In [16]:
#!pip install html5lib bs4 requests lingua-language-detector google-api-python-client google-auth-httplib2 google-auth-oauthlib google-analytics-data selenium --upgrade

#Import libraries
import pandas as pd
import numpy as np
from bs4 import BeautifulSoup
from lingua import Language, LanguageDetectorBuilder
from datetime import date
import calendar
import os.path
import os
import io
import requests
import concurrent.futures
from googleapiclient.http import MediaIoBaseDownload
from google.auth.transport.requests import Request                                             
from google.oauth2.credentials import Credentials                                              
from google_auth_oauthlib.flow import InstalledAppFlow                                       
from googleapiclient.discovery import build                                                  
from googleapiclient.errors import HttpError                                                   
from google.oauth2 import service_account
from google.analytics.data_v1beta import BetaAnalyticsDataClient
from selenium import webdriver
from selenium.webdriver.common.by import By
from selenium.webdriver.support.ui import WebDriverWait
from selenium.webdriver.support import expected_conditions as EC
from difflib import SequenceMatcher

#Set-up English or Indonesian language detector for checking the webscraper
detector = LanguageDetectorBuilder.from_languages(Language.ENGLISH,Language.INDONESIAN).build()

In [17]:
#FUNCTIONS AND OPTIONS

#Sets Selenium Chrome driver to run in headless mode for efficiency
chrome_options = webdriver.ChromeOptions()
chrome_options.add_argument('--headless')

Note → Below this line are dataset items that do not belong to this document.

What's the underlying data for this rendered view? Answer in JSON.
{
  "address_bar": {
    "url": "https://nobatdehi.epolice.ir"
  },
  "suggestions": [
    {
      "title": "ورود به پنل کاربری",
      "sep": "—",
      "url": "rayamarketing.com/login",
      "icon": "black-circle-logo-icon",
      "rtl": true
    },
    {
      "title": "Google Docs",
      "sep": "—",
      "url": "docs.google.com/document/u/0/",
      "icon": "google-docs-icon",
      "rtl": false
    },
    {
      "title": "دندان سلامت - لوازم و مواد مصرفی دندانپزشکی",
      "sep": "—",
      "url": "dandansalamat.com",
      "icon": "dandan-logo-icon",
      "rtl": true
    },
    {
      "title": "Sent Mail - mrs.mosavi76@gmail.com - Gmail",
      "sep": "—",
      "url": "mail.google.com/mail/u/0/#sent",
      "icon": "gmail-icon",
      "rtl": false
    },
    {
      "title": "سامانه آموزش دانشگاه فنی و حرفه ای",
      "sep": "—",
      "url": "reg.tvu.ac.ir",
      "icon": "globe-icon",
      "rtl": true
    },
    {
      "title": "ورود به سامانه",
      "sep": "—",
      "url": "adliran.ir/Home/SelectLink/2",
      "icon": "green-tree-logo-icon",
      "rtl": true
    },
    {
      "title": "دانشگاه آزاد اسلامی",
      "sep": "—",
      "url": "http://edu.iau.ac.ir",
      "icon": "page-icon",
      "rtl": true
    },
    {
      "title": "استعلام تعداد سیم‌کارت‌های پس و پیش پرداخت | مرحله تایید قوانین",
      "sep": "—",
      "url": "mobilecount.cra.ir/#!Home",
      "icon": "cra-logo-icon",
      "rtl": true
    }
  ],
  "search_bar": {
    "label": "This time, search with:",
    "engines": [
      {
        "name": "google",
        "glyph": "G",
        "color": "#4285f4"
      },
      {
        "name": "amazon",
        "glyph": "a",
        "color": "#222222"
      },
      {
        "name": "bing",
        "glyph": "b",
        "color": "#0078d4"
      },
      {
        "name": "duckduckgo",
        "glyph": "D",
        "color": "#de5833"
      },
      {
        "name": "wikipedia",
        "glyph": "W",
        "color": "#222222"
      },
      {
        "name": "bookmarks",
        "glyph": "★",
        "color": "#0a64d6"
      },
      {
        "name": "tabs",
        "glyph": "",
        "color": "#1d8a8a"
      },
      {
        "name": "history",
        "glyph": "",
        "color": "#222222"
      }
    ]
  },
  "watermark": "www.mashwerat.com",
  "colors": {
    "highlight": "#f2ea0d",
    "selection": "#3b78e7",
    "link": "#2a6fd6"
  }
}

#Function to pull and parse html from a url using Selenium
#Waits until the specified wait tag, h4 header for example, appears in the url
#Overcomes javascripting present in certain websites
def selscraper(url,waittype,waittag):
    chrome_driver.get(url)
    wait = WebDriverWait(chrome_driver,10)
    wait.until(EC.presence_of_element_located((waittype,waittag)))
    html_content = chrome_driver.page_source
    soup = BeautifulSoup(html_content,'html.parser')
    return soup

#Pulls the publication title using the basic Requests library and BeautifulSoup
#Function will run again if an error is raised
def fetch_title(url):
    work = False
    while work == False:
        try:
            response = requests.get(url)
            response.raise_for_status()
            soup = BeautifulSoup(response.text)
            title = soup.find(id='publication-title')
            if title is None:
                work = True
                return None
            else:
                work = True
                return title.get_text("").replace('\n','').strip()
        except requests.exceptions.RequestException as e:
            work = False

#Returns the string most similar to the input string from a range of strings 
def get_most_similar_string(input_str,string_list):
    similarity_scores = np.array([SequenceMatcher(None,input_str,s).ratio() for s in string_list])
    most_similar_index = np.argmax(similarity_scores)
    return string_list[most_similar_index]

In [18]:
#WEBSCRAPING PUBLICATION TITLES FROM CIPS AND NELITI

#Initialise Chrome Driver for Selenium
chrome_driver = webdriver.Chrome(options=chrome_options)

#CIPS WEBSITE
#Pulls all the English publication titles from the CIPS website using Selenium and saves them to english_titles
#Retries if a title language error is detected, as it has happened in the past
eng_titles_soup = selscraper("https://www.cips-indonesia.org/publications",By.CSS_SELECTOR,'h4')
english_titles = [x.get_text(" ").strip() for x in eng_titles_soup.find_all('h4') if x.get_text(" ") != 'CIPS has more than 90 publications']
while str(detector.detect_language_of(str(english_titles[0]))).replace('Language.','').title() == 'Indonesian':
    eng_titles_soup = selscraper("https://www.cips-indonesia.org/publications",By.CSS_SELECTOR,'h4')
    english_titles = [x.get_text(" ").strip() for x in eng_titles_soup.find_all('h4') if x.get_text(" ") != 'CIPS has more than 90 publications']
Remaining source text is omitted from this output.